I due mangiano, seduti vicini e imboccandosi a vicenda. Aziraphale si congratula con Crowley per la scelta degli alimenti e il demone ribatte che non ha preparato niente e che semmai bisognerà ringraziare la rosticceria. L’angelo ride e Crowley si sente come le tutte le stelle del cielo stiano danzando intorno a loro.

 

Dopo mangiato, i due si sdraiano uno a fianco all’altro e osservano le luci scosse dal vento, fantasticando su come possano trascorrere l’estate imminente e facendo piani per quella struttura, pensando che potrebbero anche farne un gazebo vero e proprio.

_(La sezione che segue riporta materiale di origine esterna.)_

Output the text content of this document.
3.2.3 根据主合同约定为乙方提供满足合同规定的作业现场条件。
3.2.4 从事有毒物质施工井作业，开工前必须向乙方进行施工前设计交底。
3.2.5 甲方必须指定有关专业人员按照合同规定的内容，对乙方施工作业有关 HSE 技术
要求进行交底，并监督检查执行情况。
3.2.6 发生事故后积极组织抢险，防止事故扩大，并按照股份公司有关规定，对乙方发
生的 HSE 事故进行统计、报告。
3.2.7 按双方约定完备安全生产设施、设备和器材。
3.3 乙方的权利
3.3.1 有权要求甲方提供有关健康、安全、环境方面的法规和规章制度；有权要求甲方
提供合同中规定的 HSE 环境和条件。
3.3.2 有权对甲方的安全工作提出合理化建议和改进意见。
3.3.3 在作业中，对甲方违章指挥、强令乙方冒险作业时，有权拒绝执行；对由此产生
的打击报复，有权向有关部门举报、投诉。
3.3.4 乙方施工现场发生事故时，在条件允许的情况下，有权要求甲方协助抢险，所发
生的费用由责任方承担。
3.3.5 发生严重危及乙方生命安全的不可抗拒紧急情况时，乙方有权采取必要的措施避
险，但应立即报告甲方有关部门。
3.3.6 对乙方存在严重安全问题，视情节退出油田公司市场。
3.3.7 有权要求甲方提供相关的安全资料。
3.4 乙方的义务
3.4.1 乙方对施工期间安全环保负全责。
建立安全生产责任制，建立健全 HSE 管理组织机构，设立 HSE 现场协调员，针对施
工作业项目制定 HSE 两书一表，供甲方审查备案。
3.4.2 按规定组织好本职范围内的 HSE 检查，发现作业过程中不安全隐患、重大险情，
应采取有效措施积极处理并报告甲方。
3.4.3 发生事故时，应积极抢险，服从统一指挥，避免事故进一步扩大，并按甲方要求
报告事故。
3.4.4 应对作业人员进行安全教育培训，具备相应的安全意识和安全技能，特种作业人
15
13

Ogni tanto i due si accarezzano piano a vicenda: i capelli, il viso, il petto, lo stomaco.

 

Aziraphale si fa più vicino a Crowley, che lo stringe a sé e lo culla piano, accarezzandogli la testa. L’angelo lo abbraccia e chiude gli occhi, pensando che sarebbe proprio bello addormentarsi così, al fianco di Crowley, sentendosi protetto e al sicuro, proprio come i due serpenti nella foto che ha visto quel pomeriggio. Si ripromette di chiamare l’allevamento l’indomani stesso, mentre senza esserne consapevole sta già scivolando nel sonno, cullato dal rimbombo ritmico del cuore di Crowley, che batte piano nella sua cassa toracica.

 

Crowley accarezza la testa dell’angelo e sente che sta cedendo il passo al sonno; chiude gli occhi e sorride: sarà bello ascoltarlo dormire anche stanotte, tra lo stormire delle fronde e la brezza leggera.